After taking almost 1,400 pictures in a row, the process has become habitual. “Everyone has their keys and their wallet in their pocket. I have my camera as well,” he says, pulling a palm-size black Olympus out of his pocket.
Harris shoots on film rather than using a digital camera, so he gets the most authentic representation of a memorable moment of his day. “If I shot digital I’d shoot 20 photos a day to make sure it’s perfect,” he says. “This way, I take my one picture and it’s over for the day.”
Most of Harris’ photos are self-times portraits, but many are taken by his friends and family. He’s has his photo taken by celebrities, including Sarah Harmer, REM guitarist Peter Buck, Tori Amos and Beck.

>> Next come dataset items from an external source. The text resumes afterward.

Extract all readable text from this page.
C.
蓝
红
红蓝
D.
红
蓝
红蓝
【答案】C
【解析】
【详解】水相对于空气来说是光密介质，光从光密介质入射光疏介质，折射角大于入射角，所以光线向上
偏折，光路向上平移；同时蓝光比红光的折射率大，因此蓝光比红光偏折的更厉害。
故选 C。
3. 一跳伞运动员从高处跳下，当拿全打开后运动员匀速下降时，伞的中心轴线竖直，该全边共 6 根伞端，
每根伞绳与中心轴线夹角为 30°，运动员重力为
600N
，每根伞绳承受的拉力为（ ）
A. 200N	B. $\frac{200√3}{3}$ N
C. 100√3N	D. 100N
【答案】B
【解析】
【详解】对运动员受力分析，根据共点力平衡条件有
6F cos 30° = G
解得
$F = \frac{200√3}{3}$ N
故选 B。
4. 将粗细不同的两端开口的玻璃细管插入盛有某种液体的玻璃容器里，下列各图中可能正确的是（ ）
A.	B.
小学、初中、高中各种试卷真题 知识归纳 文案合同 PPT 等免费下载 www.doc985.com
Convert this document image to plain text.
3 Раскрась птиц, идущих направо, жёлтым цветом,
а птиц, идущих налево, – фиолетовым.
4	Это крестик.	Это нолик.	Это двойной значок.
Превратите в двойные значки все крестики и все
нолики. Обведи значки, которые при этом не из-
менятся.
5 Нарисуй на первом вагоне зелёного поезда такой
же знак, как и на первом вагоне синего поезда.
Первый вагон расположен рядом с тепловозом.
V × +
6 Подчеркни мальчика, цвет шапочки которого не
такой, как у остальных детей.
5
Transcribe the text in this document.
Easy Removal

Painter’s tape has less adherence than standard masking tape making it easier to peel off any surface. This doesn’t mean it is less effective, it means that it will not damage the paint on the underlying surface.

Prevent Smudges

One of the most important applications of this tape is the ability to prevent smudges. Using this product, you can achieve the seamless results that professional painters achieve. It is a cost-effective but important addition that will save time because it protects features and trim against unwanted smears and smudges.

Harris asks people on book tours or events to step away from the press conference or podium to take a photo, reinventing the scene so it looks like he was riding bikes with Naomi Klein and goofing around with Douglas Copeland.
Though simple, Harris’ portraits have a cinematic quality to them. He has stopped holding the camera at an arm’s length and started setting up shots as if the camera wasn’t there, turning snapshots of monotonous events into art.
“When I was younger I wanted nothing more than to have photos people cared about and to show them to the right people,” Harris says. “Instead of focusing on my photography, I wanted to focus on the promotion of it.”
Now that he’s involved in a project he’s passionate about, people are giving him some major recognition.
“It’s been a great experience because I just did a project and I didn’t care about anyone else and all of a sudden it’s a pretty big thing.”
In June, Yahoo made his site a PickOfTheDay and traffic increased to 5,000 hits a day. Shortly after, The Globe and Mail, Western Living and the San Francisco Examiner ran stories on his site.
“When the Globe came after me it blew me away,” says Harris. I have learned that if I do my work and focus on it the rewards will come. It feels so good to not have to chase it down.”
Harris plans to keep his site going until 2004, then reassess the project at the five-year mark. He may turn his work into a book.
“The project has a lot of subthemes. There could be a whole book of me in a red shirt or me eating breakfast or me on Friday the 13th,” he says, laughing. “Maybe someone will think it’s important enough and do it for me.”